Why Was Justin Ross Harris Charged In His Son's Death? The Case Is Controversial

This week marked the beginning of the trial of Georgia man Justin Ross Harris, who allegedly left his 22-month-old son in a hot car in 2014, which led to the boy's death by hyperthermia. While this was a horrible, tragic incident, many are wondering if there actually was a criminal element. Why was Justin Ross Harris charged in his son's death? As it turns out, there were reasons authorities suspected foul play.

The incident occurred on a hot June day in Marietta, Georgia. According to CNN's report, Harris, who was 33 at the time, left his house, drove to a Chick-fil-A, then drove directly to work, allegedly failing to drop his son off at daycare on the way. The boy, Cooper, was strapped into a rear-facing carseat in the back. According to Harris' defense attorneys, Harris reportedly bought light bulbs during his lunch break and put them in his car before returning to work. He did not notice his son in the car at that time, according to the defense. It wasn't until he left work around 4 p.m. that Harris reportedly noticed his son, pulled into a nearby parking lot, and pulled his son, who was dead, out of the car. A crowd of onlookers attested that Harris was screaming and hyperventilating, according to CNN.

But according to assistant district attorney Chuck Boring's opening statements on Monday, in addition to screaming, Harris also repeatedly said, "What have I done?"

In September 2014, several months after Cooper's death, a grand jury in Georgia indicted Harris on eight criminal counts, including two counts of felony murder and cruelty to children in the first degree, according to The Daily Mail. If convicted, Harris might face life in prison.

Every summer, there are dozens of reports nationally about babies and young children dying after being left in a hot car. These cases are usually seen as horrible accidents. In this case, though, prosecutors argued that Harris' motives were suspicious. Onlookers and law enforcement officials who observed Harris in the hours after discovering his son claimed that Harris didn't behave as parents typically might in this situation: He didn't call 911, allegedly didn't cry, and reportedly seemed worried about his own fate rather than what had happened to his son, according to, a local Alabama news outlet.

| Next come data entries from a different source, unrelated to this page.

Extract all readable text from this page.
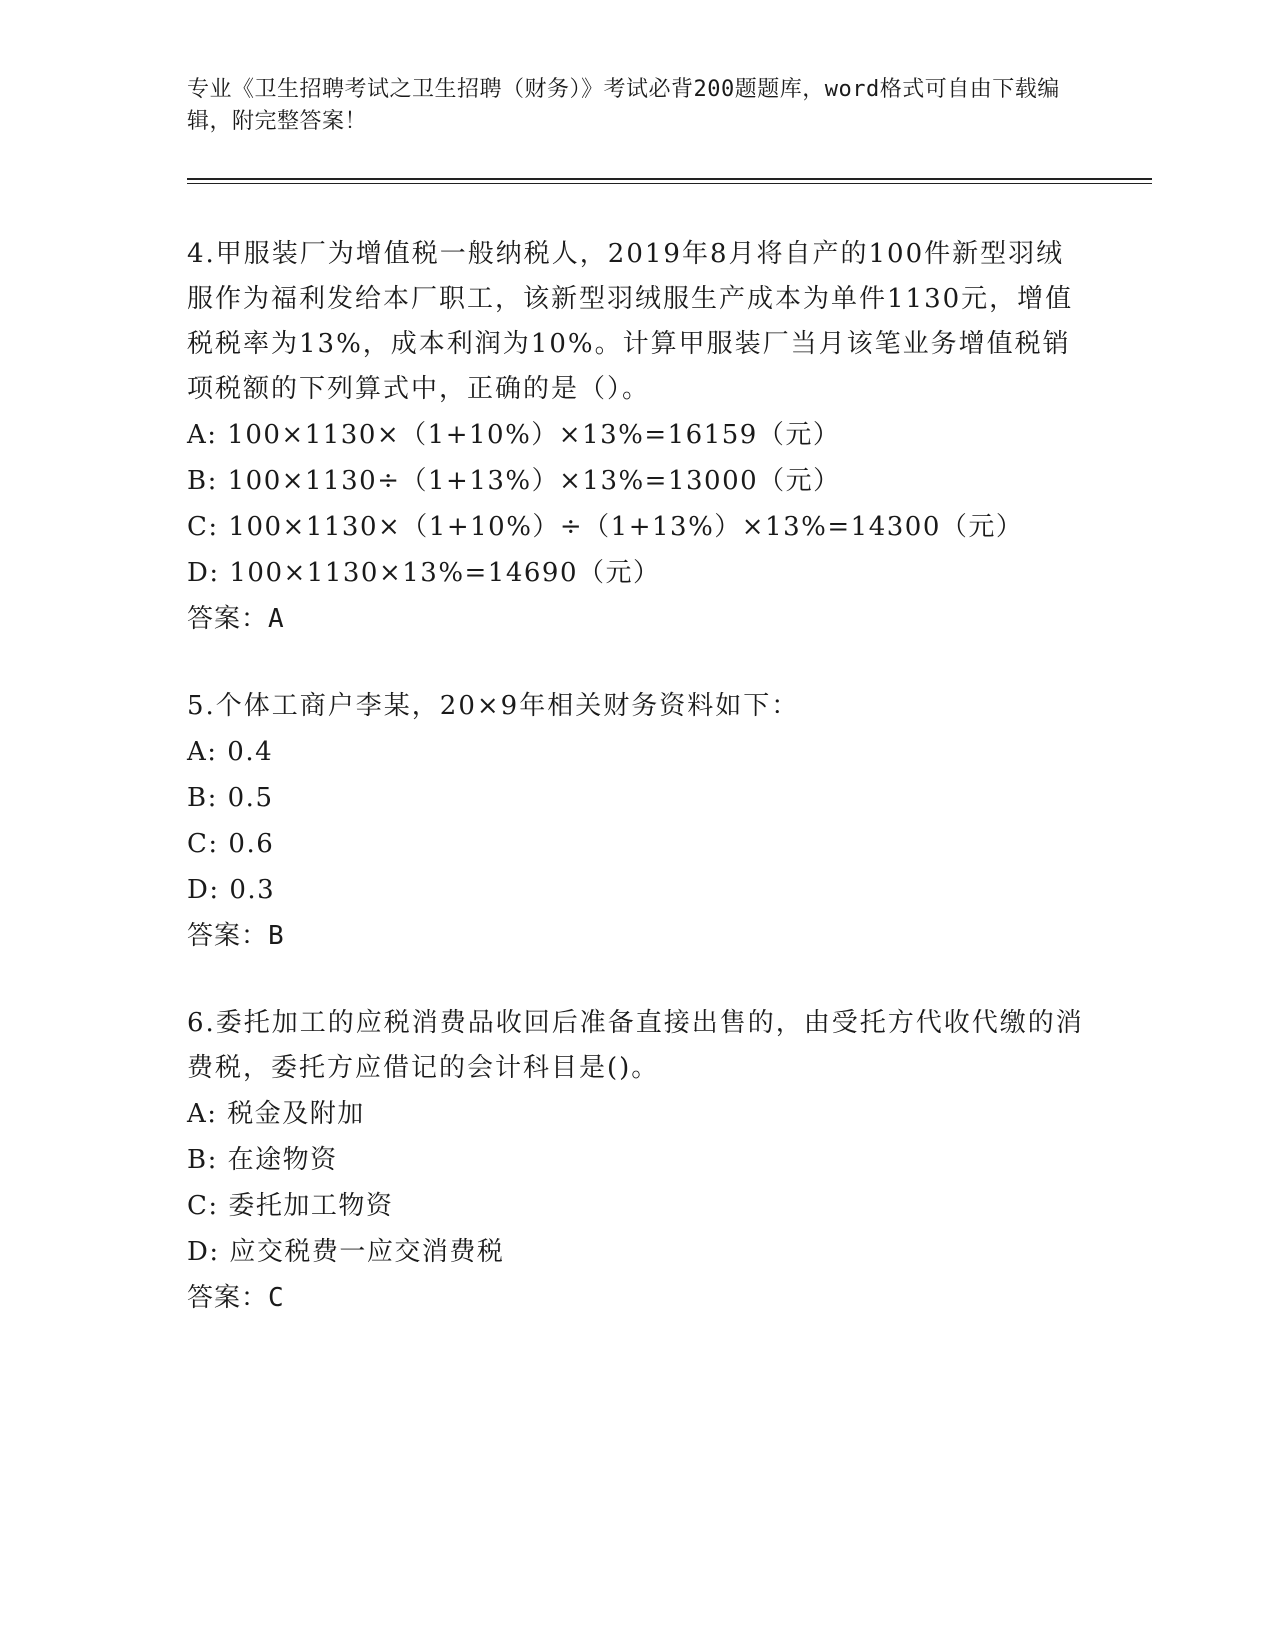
专业《卫生招聘考试之卫生招聘（财务）》考试必背200题题库，word格式可自由下载编辑，附完整答案！
4.甲服装厂为增值税一般纳税人，2019年8月将自产的100件新型羽绒服作为福利发给本厂职工，该新型羽绒服生产成本为单件1130元，增值税税率为13%，成本利润为10%。计算甲服装厂当月该笔业务增值税销项税额的下列算式中，正确的是（）。
A: 100×1130×（1+10%）×13%=16159（元）
B: 100×1130÷（1+13%）×13%=13000（元）
C: 100×1130×（1+10%）÷（1+13%）×13%=14300（元）
D: 100×1130×13%=14690（元）
答案：A
5.个体工商户李某，20×9年相关财务资料如下：
A: 0.4
B: 0.5
C: 0.6
D: 0.3
答案：B
6.委托加工的应税消费品收回后准备直接出售的，由受托方代收代缴的消费税，委托方应借记的会计科目是()。
A: 税金及附加
B: 在途物资
C: 委托加工物资
D: 应交税费一应交消费税
答案：C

Investigators claimed that Harris was allegedly having extramarital affairs and frequent online sexual contact with a variety of women. On the day that Cooper died, Harris was allegedly "sexting" with an underage girl, according to prosecutors. Investigators found that shortly before the incident, Harris allegedly conducted online searches relating to babies in hot cars, and also searched for "how to survive prison," according to prosecutors. According to Phillip Stoddard, the prosecution's lead investigator, Cooper's mother, Leanna Harris, met her then-husband at the police station the evening of Cooper's death. "Did you say too much?" she allegedly asked her husband.

The case has attracted pronounced local interest — so much that prosecutors successfully lobbied for a change of trial venue from metro Atlanta to Brunswick, Georgia because prospective jurors near Atlanta had been biased by extensive media coverage that painted Harris in a negative light, according to CNN. The current jurors in Brunswick number sixteen: eight men, eight women.

Harris has pleaded not guilty. His defense attorneys argued in opening statements this week that the incident was a tragic yet understandable accident of forgetfulness. Romper has reached out to Harris' defense team regarding the trial, and did not hear back at the time of publishing.

The trial will be six weeks long. Whatever happens in the end, all the public can hope is for justice to eventually be served.